The details of all of this madness are etched in careful blow by blow documentation. It is a sad story but one which is now truly desperately close to destroying our country.

I voted for President Obama, understanding that his views on immigration were not good for Americans, but praying that reason would prevail, particularly in light of the economic conditions we now confront. But again, with the mass media paying court to the multinationals and their doxies, we are plunging ahead with no certain compass to achieve some key steps which must be taken to correct the immigration crisis Graham describes.

Read this book, but understand its urgent call for political action. The latest data from the U.S. Department of Homeland Security show our country, is permitting 138,000 immigrants to enter the United States legally every month. That adds up to an annual rate of over 1.5 million new foreign workers (not counting illegal workers) added to our economy.

With American citizens losing hundreds of thousands of jobs a month, our government is allowing millions of foreign workers to come here to take American jobs. We lost over 2-million jobs last year and millions more will be lost this year (2009).

Understand further the cost of those illegal aliens here presently is mounting to huge proportions. For example, in a study released by the Federation for American Immigration Reform (FAIR) in January 2009, we learn that the cost to the state of North Carolina per year is over $1 billion. And this level of costs is replicated or exceeded in many other states around the U.S.

President Obama’s trillion-dollar stimulus package will purportedly add 3 or 4 million new American jobs—while allowing the importation of 1.5 million foreign workers per year to take those jobs—again not counting illegal aliens coming here.

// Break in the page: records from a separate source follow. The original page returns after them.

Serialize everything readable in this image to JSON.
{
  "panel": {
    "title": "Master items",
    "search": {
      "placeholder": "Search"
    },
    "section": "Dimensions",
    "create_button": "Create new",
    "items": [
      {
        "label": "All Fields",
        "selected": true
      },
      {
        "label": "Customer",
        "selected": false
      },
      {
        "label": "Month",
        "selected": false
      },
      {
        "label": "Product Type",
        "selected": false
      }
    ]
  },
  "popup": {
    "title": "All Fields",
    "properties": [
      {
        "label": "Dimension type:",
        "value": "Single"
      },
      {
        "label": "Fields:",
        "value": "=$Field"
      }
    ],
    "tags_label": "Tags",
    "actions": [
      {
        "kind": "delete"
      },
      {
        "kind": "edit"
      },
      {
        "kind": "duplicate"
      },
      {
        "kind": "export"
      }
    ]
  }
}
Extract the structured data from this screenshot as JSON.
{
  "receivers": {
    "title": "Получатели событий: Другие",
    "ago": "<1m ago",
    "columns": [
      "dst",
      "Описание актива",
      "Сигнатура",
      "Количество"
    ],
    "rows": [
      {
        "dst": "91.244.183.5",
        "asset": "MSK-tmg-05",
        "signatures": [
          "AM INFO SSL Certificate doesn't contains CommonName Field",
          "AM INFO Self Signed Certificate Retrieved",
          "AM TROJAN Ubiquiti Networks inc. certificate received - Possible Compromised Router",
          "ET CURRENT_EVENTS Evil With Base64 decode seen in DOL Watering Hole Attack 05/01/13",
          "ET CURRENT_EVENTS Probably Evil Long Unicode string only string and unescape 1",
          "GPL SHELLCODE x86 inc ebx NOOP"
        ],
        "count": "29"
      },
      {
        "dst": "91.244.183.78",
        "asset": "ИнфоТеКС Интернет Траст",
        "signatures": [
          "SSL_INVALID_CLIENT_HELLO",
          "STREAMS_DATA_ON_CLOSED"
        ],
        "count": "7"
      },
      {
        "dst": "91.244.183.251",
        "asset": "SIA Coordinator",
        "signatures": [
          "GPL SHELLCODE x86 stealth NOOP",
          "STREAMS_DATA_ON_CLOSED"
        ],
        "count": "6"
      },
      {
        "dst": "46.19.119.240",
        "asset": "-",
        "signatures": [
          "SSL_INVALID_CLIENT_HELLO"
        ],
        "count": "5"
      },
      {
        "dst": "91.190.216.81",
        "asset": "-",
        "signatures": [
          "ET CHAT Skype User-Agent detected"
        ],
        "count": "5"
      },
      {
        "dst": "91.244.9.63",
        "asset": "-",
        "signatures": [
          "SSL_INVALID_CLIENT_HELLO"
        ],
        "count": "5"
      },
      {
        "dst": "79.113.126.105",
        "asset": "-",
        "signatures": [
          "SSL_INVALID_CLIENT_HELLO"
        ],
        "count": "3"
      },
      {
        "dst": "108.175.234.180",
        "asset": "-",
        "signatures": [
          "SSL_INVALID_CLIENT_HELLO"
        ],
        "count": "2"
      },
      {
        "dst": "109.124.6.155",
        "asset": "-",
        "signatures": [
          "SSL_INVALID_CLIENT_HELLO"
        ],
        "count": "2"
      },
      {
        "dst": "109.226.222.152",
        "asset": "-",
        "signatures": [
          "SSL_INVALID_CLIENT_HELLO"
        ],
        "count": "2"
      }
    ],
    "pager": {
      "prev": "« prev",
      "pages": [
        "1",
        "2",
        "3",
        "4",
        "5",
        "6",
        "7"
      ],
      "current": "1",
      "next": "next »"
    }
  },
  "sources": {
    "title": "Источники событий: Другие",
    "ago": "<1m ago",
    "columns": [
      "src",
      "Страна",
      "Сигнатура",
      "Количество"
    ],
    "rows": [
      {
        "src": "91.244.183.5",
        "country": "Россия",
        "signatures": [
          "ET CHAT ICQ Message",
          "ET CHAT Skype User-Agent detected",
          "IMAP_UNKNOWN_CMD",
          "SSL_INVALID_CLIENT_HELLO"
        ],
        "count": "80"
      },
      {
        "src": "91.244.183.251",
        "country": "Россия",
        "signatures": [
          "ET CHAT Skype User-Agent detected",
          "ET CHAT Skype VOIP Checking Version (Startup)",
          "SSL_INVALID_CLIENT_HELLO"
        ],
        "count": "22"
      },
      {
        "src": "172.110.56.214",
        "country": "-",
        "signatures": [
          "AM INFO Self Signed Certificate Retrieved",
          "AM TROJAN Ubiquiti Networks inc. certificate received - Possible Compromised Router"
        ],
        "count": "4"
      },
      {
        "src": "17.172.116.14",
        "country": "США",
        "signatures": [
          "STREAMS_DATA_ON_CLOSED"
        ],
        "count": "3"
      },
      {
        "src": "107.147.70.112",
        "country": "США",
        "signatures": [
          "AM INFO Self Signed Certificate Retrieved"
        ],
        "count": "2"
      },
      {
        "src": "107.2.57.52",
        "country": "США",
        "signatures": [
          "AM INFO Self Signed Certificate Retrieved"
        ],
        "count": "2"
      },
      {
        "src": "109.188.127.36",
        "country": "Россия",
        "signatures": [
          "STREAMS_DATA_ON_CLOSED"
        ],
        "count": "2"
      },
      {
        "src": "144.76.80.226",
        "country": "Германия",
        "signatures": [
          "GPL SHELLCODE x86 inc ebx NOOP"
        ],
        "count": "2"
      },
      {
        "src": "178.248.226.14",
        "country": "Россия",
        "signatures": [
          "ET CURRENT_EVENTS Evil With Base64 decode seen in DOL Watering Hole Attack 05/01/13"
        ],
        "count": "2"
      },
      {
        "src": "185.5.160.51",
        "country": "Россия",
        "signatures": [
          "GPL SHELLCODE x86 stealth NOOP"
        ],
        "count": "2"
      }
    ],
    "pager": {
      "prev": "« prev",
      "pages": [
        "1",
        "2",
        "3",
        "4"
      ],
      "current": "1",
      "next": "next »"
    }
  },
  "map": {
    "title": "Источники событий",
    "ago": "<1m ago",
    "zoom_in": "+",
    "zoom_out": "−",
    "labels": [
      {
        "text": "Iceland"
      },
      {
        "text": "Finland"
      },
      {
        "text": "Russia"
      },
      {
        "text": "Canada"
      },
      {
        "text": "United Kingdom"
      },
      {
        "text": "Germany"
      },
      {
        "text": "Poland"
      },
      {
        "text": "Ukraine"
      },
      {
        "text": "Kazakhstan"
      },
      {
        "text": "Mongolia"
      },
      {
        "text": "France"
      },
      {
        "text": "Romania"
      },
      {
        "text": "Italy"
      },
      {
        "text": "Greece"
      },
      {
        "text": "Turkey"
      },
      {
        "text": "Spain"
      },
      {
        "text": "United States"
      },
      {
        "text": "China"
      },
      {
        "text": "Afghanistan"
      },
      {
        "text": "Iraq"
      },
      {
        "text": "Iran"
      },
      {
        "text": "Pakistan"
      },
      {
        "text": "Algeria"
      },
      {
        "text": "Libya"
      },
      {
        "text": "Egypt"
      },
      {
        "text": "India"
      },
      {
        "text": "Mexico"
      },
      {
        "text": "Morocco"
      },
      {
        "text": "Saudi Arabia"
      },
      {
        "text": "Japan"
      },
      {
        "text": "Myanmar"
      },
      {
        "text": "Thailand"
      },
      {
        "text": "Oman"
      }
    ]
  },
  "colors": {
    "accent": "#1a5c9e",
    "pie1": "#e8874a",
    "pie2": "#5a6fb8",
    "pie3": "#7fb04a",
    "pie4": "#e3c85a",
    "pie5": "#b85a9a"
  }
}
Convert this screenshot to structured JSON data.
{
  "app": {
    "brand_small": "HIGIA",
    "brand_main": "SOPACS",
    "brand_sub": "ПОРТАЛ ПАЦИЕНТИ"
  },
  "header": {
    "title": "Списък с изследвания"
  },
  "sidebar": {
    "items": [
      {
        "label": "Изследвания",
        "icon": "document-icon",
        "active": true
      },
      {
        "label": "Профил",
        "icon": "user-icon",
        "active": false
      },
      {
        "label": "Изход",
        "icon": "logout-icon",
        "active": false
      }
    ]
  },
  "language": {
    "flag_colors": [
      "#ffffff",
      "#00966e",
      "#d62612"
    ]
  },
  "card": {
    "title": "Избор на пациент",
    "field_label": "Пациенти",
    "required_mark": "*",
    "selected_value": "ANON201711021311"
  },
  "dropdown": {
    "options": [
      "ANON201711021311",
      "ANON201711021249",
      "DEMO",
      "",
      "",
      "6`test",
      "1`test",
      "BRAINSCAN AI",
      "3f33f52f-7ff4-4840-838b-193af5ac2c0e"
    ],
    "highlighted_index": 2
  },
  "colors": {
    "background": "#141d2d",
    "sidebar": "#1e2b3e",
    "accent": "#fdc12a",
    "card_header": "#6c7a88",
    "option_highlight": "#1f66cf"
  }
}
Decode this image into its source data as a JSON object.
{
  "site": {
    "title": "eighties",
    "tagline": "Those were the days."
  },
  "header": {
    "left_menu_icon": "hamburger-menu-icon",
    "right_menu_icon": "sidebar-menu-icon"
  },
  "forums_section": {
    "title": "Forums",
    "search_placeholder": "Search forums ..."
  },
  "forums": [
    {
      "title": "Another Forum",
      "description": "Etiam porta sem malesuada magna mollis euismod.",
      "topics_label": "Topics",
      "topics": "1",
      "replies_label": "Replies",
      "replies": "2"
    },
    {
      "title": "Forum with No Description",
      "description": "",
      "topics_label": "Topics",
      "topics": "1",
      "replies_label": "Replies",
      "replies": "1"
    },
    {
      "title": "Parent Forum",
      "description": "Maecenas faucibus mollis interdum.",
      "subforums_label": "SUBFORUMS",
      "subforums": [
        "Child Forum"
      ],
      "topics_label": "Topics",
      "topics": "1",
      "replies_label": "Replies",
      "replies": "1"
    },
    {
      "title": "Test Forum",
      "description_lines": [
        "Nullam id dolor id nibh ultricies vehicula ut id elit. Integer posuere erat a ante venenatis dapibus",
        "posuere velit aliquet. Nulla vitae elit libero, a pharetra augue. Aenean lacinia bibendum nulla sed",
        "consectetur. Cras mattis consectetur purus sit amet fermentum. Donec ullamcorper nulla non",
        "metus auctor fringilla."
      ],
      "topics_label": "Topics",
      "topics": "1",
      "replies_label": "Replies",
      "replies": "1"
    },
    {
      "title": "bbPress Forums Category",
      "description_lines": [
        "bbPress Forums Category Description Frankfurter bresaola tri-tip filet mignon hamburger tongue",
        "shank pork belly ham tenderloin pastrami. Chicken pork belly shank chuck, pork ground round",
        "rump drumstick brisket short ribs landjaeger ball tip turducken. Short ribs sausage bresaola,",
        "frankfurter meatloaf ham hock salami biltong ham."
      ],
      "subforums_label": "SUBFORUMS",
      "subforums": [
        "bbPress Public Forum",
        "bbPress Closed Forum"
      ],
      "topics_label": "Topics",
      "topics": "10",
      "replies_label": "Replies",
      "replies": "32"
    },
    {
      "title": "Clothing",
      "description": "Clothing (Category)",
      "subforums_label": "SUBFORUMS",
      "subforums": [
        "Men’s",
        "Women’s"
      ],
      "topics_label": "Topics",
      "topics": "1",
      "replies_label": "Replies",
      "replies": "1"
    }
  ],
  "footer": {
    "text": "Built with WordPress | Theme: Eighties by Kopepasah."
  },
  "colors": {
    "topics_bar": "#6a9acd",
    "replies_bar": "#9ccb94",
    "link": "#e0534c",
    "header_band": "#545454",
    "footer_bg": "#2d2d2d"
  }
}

I have looked in the several newspapers I regularly read for signs of this 138,000 figure and have yet to see it. Lou Dobbs on CNN has mentioned it, but to my knowledge no one in the print media has.
No wonder newspapers are going down the tubes.
Have our Congress and our new President no shame? How can they not act, at the very least to approve the extension of E-Verify, the government’s method of giving employers a quick confirmation of whether or not a job applicant is here legally. This system works 99 percent of the time as Lou Dobbs reported on February 2, 2009.
NumbersUSA President Roy Beck points out that

U.S. immigration policies are on automatic pilot. It doesn’t matter how terrible the economy becomes—it doesn’t matter that more than 11 million Americans are looking for a job and can’t find one. No matter what, businesses can still seek to cut their labor costs by bringing in as many foreign workers as they did when the economy was booming.

So as we know, those who don’t understand history are bound to allow bad history to repeat itself and that is what Otis Graham’s timely and definitive book will allow readers to realize the main point.

It is unbelievable at a time like this that our federal officials have lost sight of the obvious. They are asking American citizens to let them continue to print money to save the economy, which is in trouble because of their indifference and mismanagement, coupled with the greed and power of big business. And then they are not willing to enact legislation that can really help American citizens.

Unless American citizens take action and demand and expect a substantial moratorium on immigration and the extension of E-Verify, Graham tells us that we will have basically lost our own country to this invasion.

Don’t fail to read this powerful history to help govern your future actions at the polls. ■

About the author

Donald A. Collins is a freelance writer living in Washington DC and a board member of FAIR, the Federation for American Immigration Reform. His views are his own.